Invisible workers of AI, how AI can help with dyslexia, and more!

Happy Holidays! Last Week in AI will take a break over the next two weeks and resume in January. We wish everyone a fantastic holiday season and will see you in the new year!

Mini Briefs

AI needs to face up to its invisible-worker problem

In an interview with the MIT Tech Review, Saiph Savage, director of the Human-Computer Interaction Lab at West Virginia University, reviews her work on addressing the "invisible-worker" problem of AI. In the U.S., more than a million people work on platforms like Amazon Mechanical Turk, which tasks human workers to label data used later to train machine learning models. Other tasks, like transcribing audio for voice assistants and flagging inappropriate content, are also common.

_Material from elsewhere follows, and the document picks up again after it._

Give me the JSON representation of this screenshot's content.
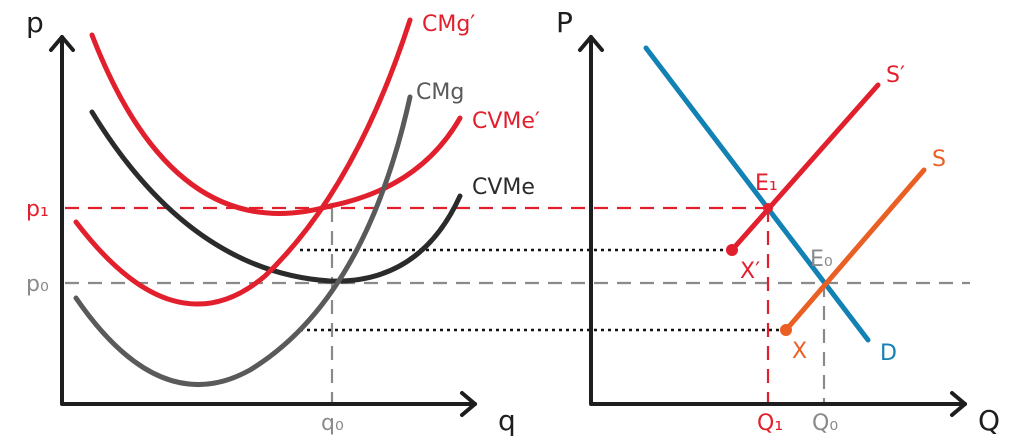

Savage points out the main problems with these platforms are the low wages and lack of career development opportunities. While more than 250k workers in the U.S. earn at least three-quarters of their income through such work, they're only paid on average $2 per hour, far below minimum wage. Programs that help workers optimize for task selection, share advice, or allow workers to run their own data-labeling platforms may help alleviate these issues.

How artificial intelligence helped me overcome my dyslexia

Tabitha Goldstaub, co-founder of a "market intelligence platform for AI," shares her experience with how simple AI-powered tools help her tackle challenges caused by dyslexia. Improved spelling and grammar checking software, like SwiftKey and Grammerly, have improved her ability to quickly communicate, and so do recent advances in voice-to-text. An important aspect of AI-based tools is their ability to adapt to user data over time, improving their effectiveness the more they're used. Goldstaub emphasizes that the usefulness of AI-powered automation technology means that they will only grow more popular and powerful in the future, and it is in the interest of both individuals and society as a whole to adapt accordingly to mitigate the disruption AI will have on jobs and its risks in biased decision making.